Puisi Cinta

627 22 8
                                    

Aliran sungai ini selalu deras. Sungai dipinggir kampung ini, tempat terbaiku berbagi cerita. Sungai ini sahabat terbaiku sejak lama. Aku amat menyayanginya.

Sepuluh tahun yang lalu, sungai ini amat bersih. Airnya jernih. Tak ada sampah yang terapung diatas permukaannya. Ketika itu, aku masih berusia lima tahun. Baba (ayah) yang membawaku kesini. Kami selalu menjaring ikan. Rutin.

Dulu mataku sangat jelas bisa melihat ikan berenang di dalamnya. Pasir yang menjadi dasar sungai amat aman. Tidak berbahaya jika kita berenang.
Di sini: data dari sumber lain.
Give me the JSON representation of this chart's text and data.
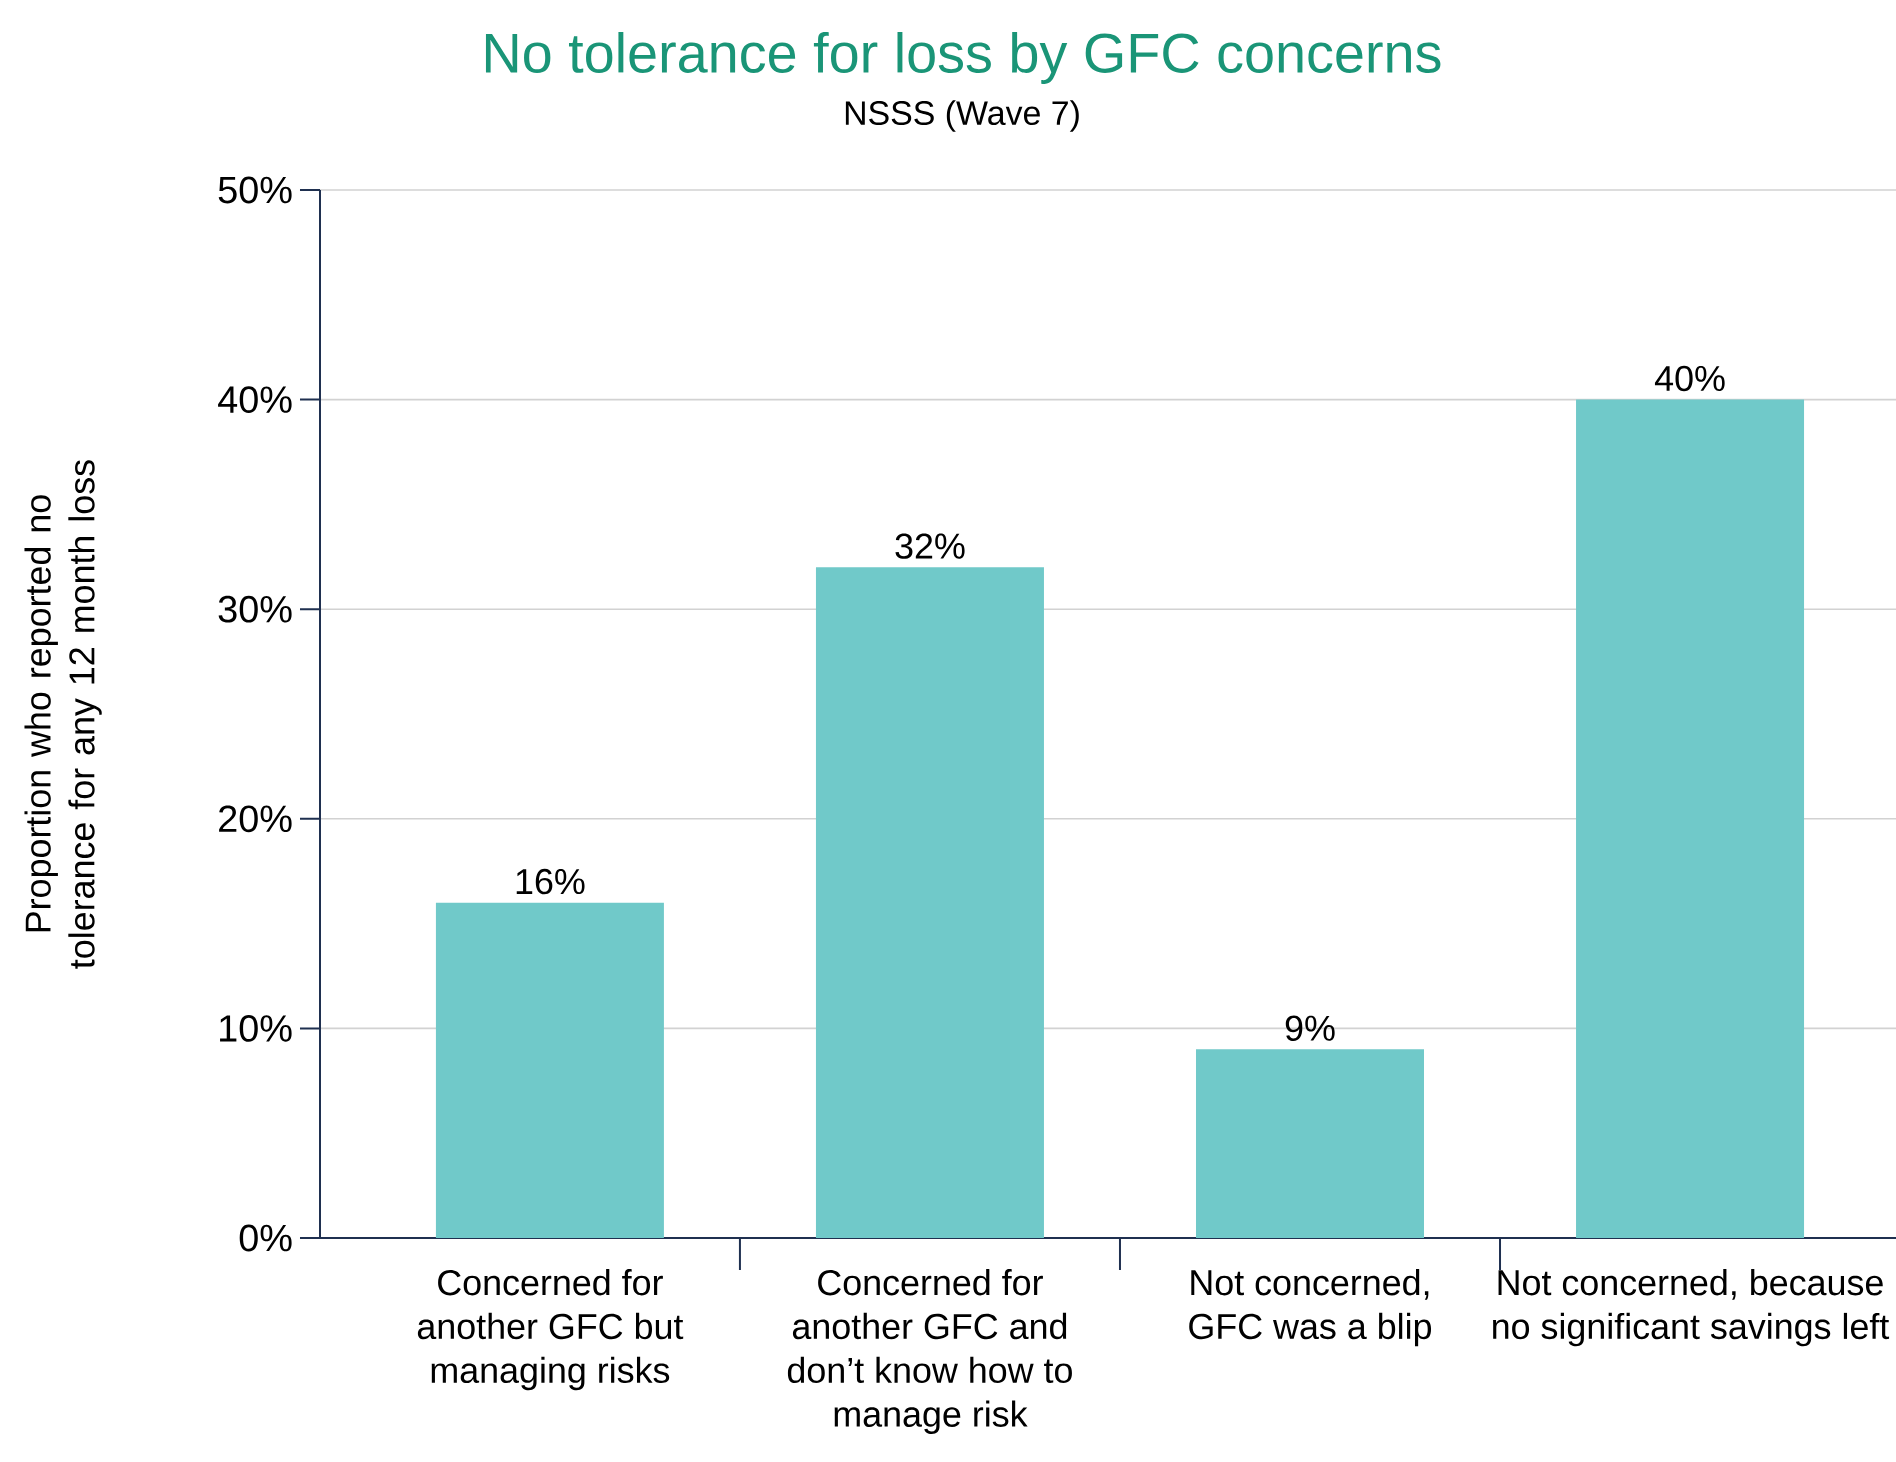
{
  "chart_data": {
    "type": "bar",
    "title": "No tolerance for loss by GFC concerns",
    "subtitle": "NSSS (Wave 7)",
    "ylabel": "Proportion who reported no tolerance for any 12 month loss",
    "categories": [
      "Concerned for another GFC but managing risks",
      "Concerned for another GFC and don’t know how to manage risk",
      "Not concerned, GFC was a blip",
      "Not concerned, because no significant savings left"
    ],
    "values": [
      16,
      32,
      9,
      40
    ],
    "value_labels": [
      "16%",
      "32%",
      "9%",
      "40%"
    ],
    "color": "#70c9c9",
    "ylim": [
      0,
      50
    ],
    "yticks": [
      {
        "value": 0,
        "label": "0%"
      },
      {
        "value": 10,
        "label": "10%"
      },
      {
        "value": 20,
        "label": "20%"
      },
      {
        "value": 30,
        "label": "30%"
      },
      {
        "value": 40,
        "label": "40%"
      },
      {
        "value": 50,
        "label": "50%"
      }
    ],
    "grid": "y"
  }
}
Beda dengan sekarang, jika kita masuk ke sungai, ketika kaki menyentuh dasarnya, kau akan tenggelam. Ada lumpur yang amat dalam di dasar sana.

***

Siang ini aku kembali menyendiri di pinggiran sungai. Kembali membuat beberapa bait puisi cinta. Bukan cintaku pada sesama manusia. Namun, puisi ini kubuatkan untuk sungai ini. Jika selesai, biasanya akan kubacakan dihadapan sungai yang amat lebar ini. Walaupun bau airnya menusuk hidungku. Aku menyayanginya.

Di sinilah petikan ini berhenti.